In some instances it's easier to push them away, because the smaller your world the less problems you have right? But then you lose possible support and valuable company. With depression there doesn't seem to be a right or wrong way of overcoming it. Just a series of mistakes made out of poor judgement which further weigh you down.
This year is going to be a turning point one way or the other, for better for worse but even if things get better in theory. A new situation will mean new problems so is it not easier to live in a world confined to crisis you can control?
Anyway until next time
Wednesday, 25 February 2015
Job interview leads to depressive state!
Today's been weird, I thought the job interview would give me a lift but it hasn't.

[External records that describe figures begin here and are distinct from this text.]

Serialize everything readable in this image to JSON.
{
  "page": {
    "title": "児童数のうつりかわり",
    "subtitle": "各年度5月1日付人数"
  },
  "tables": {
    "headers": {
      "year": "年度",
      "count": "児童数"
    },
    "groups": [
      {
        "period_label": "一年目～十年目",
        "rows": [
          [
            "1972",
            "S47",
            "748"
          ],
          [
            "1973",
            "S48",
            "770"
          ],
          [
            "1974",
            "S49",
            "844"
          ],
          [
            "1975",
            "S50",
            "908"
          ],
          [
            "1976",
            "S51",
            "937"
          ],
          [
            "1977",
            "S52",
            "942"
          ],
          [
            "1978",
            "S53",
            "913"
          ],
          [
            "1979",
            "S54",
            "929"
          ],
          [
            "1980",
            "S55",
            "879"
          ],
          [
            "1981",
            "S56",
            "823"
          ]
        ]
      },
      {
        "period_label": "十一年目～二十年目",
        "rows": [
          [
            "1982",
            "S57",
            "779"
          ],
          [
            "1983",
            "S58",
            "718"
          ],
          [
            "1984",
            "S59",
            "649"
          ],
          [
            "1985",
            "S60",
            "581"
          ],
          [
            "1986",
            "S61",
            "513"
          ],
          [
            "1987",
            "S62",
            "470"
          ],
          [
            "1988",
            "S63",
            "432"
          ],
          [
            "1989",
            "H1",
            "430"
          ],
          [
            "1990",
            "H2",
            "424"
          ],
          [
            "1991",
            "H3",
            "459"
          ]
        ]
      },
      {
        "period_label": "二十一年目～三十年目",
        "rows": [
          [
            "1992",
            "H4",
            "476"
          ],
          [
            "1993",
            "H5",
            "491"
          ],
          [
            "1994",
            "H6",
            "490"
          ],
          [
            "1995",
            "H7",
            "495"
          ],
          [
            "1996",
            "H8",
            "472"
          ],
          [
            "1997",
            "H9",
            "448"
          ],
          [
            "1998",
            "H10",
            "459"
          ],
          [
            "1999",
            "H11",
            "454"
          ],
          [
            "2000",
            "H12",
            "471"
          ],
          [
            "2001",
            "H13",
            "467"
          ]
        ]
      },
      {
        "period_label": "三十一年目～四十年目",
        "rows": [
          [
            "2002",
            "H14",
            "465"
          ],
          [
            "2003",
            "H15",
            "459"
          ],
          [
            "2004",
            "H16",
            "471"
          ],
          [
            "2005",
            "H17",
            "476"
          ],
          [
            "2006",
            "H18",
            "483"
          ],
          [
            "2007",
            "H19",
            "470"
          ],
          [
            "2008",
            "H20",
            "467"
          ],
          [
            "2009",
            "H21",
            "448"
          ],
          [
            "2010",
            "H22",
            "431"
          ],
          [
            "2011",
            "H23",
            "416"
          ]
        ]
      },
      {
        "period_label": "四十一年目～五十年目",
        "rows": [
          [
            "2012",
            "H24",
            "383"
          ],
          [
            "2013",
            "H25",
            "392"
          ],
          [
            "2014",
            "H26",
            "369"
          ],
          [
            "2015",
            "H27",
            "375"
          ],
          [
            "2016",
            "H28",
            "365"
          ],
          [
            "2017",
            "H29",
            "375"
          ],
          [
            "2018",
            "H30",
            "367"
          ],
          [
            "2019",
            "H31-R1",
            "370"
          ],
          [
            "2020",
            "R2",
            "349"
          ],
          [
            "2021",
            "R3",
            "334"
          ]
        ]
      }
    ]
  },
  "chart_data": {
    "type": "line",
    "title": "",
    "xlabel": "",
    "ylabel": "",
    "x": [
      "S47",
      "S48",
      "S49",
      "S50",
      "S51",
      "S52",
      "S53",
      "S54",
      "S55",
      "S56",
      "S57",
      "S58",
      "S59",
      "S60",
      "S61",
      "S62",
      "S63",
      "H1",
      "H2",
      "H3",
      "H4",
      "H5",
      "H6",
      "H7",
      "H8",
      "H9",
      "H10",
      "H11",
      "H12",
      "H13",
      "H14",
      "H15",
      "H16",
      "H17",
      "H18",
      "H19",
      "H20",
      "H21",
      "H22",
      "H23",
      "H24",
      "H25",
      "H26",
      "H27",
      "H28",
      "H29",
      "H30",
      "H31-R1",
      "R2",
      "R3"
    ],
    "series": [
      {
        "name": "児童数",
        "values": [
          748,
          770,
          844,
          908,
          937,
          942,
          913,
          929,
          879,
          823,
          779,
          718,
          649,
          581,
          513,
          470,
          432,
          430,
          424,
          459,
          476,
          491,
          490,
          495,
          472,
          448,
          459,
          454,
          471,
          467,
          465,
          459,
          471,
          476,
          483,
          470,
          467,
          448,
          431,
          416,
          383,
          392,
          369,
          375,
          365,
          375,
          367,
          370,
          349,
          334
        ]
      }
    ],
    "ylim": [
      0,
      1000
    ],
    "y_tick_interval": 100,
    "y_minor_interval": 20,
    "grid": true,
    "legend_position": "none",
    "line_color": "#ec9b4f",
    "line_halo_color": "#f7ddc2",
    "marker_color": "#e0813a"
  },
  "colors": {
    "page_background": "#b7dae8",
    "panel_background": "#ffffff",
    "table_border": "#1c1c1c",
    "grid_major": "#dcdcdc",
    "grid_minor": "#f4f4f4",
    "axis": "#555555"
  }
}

If anything it's reinforced certain connotations I had about myself not because the interview was shit but because I've had to face up to past failures to myself. I sat on the train back and thought about missed opportunities and how much a lack of effort at times has held me back.
Too manÅ· mistakes and repeat mistakes and your left thinking "what actually is my self worth?" We all have this idea of where we wanna be, where we should be and where are standing in life is. No one ever thinks of the journey and when I think of mine all I see is delays, cancellations and replacement busses.
My depression is my disease but more recently a lack of confidence has grown upon me. More happy to hide away and shun reality. Even at my lowest ebb I still had confidence. Now I sit here and question am I good enough, I ponder where I want to be and how far away from my goals I am, I wonder how to attain them without dreaming and concentrate on the realism and when I do that I'm left with the thought I'm not good enough and I won't succeed.
But I've not reached the end where you think what's the point I keep on going! But why? Who knows.
It's liam vs himself yet again, but instead of wanting to hide from my feelings and my dark place I'm wanting to fight it and step away from it and leave it behind.
I'm going in on myself but for once I'm pushing outwards. So excuse me for this inane rambling. But it's better out then in.